Although a family history of testicular cancer probably accounts for less than five percent of all testicular cancers, the careful study of rare familial cancer clusters has often led to important new understanding of the non-familial versions of the same cancer.
"This study contributes to our understanding of why testicular germ cell cancer appears to run in families," said Dr Raynard Kington, Acting NIH Director.
"The findings may also lead to new ways to identify men at high risk, as well as more effective ways to prevent and treat testicular germ cell cancer," Kington added.
According to researchers, the key pathway in this disease is the cyclic AMP pathway, which regulates how cells respond to such signals as hormones.

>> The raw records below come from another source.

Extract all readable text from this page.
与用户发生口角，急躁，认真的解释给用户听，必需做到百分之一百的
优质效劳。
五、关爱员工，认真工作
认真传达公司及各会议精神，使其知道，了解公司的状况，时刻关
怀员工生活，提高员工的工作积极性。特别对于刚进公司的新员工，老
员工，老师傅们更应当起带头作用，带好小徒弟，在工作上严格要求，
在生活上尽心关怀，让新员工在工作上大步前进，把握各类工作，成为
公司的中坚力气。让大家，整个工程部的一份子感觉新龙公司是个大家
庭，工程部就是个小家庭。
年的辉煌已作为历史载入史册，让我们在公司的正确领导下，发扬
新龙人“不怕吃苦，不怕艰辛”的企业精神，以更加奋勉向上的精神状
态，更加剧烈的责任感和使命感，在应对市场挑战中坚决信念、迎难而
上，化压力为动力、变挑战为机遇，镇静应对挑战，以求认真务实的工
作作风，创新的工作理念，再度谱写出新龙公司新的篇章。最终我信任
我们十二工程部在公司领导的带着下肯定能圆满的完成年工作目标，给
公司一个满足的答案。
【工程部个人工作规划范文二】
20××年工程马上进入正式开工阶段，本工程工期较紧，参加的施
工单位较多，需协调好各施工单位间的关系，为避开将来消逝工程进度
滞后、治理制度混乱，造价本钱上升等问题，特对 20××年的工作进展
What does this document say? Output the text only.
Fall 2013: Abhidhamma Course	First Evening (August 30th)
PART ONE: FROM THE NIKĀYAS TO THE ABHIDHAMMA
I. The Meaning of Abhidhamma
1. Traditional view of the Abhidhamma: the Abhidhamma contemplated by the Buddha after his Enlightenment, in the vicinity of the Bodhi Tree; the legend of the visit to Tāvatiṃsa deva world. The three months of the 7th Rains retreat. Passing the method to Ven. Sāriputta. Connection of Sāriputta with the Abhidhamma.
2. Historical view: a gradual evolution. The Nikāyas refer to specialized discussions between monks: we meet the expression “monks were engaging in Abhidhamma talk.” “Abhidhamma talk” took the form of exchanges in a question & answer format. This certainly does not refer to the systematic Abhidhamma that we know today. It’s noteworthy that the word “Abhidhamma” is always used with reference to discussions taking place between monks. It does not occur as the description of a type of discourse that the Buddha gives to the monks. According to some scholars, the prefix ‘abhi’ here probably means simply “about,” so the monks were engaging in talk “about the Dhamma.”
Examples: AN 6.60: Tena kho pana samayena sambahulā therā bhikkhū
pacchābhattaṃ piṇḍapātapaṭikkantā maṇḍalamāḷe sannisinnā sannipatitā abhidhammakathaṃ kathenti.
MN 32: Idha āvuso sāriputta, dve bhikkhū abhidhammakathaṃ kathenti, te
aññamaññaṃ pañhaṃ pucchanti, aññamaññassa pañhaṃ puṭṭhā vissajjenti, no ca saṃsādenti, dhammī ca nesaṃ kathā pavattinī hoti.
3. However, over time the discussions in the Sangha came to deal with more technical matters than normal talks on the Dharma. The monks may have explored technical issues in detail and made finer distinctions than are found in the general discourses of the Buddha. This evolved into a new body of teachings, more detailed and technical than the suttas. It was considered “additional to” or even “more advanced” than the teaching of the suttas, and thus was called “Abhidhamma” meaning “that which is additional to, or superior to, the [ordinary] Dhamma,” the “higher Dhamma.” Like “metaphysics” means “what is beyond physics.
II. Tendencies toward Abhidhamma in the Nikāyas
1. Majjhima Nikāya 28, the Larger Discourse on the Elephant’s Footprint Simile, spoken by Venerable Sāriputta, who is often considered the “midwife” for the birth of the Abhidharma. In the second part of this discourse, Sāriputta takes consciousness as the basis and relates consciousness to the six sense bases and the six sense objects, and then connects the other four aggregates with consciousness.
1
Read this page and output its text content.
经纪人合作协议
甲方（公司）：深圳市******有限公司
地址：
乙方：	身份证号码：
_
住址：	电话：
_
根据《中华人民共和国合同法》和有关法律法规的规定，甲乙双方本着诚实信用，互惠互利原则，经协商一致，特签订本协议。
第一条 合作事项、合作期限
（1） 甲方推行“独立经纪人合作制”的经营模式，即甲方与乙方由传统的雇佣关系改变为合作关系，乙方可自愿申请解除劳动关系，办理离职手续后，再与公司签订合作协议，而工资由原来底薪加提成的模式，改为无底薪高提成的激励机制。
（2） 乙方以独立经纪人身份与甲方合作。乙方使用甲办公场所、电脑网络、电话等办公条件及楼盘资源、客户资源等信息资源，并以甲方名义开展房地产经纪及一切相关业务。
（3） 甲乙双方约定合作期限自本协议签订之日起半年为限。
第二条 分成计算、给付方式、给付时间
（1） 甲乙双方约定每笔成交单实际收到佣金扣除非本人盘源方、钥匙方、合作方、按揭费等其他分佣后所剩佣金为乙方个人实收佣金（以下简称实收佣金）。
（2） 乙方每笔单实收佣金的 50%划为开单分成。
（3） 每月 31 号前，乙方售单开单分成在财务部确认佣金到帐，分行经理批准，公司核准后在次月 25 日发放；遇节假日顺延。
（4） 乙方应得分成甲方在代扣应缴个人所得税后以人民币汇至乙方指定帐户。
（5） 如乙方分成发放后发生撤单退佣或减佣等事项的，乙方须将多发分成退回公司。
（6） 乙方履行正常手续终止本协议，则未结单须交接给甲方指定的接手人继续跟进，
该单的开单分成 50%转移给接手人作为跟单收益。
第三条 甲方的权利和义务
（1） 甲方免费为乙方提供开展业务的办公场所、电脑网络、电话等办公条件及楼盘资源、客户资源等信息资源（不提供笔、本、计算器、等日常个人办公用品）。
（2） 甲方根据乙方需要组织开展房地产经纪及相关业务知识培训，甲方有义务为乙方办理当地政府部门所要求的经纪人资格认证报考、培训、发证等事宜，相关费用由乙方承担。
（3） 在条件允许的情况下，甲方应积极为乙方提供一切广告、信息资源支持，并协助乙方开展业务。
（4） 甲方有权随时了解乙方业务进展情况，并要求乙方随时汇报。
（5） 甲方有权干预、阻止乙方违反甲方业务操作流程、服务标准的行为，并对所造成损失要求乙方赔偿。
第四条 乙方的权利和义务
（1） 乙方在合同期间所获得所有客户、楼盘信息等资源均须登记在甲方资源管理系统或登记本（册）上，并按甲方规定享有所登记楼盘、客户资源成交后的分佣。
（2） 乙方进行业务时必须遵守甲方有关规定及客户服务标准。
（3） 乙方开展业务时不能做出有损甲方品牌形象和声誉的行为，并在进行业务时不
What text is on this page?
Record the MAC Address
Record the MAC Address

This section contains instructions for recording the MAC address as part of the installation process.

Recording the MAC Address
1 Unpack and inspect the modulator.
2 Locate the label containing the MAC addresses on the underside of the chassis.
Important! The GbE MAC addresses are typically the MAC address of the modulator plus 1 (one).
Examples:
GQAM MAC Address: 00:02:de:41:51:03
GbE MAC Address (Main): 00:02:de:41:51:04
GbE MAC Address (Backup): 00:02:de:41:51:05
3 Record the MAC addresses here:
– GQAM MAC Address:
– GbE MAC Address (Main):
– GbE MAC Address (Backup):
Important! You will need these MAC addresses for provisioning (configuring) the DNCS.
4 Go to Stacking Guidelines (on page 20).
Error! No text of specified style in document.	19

Drugs that affect the cyclic AMP pathway are widely available, and, in theory, could affect progression of testicular cancer.
"The mutations don't cause cancer directly, but instead appear to increase an individual's susceptibility to developing a tumour," said the study's senior author, Dr Constantine Stratakis, D.Sc., chief of NICHD's Section on Endocrinology and Genetics.
Stratakis and his colleagues analyzed the portion of the DNA from 95 familial testicular cancer patients that contains the PDE11A gene.
They found seven mutations in the cancer patients, and noted that the rate at which they were detected was much higher than that seen in the DNA of people without testicular cancer.
Stratakis said that learning how disruptions in the PDE11A enzyme lead to an increased risk of tumor formation may help researchers identify other proteins that also play a role.
The study appears in the Cancer Research.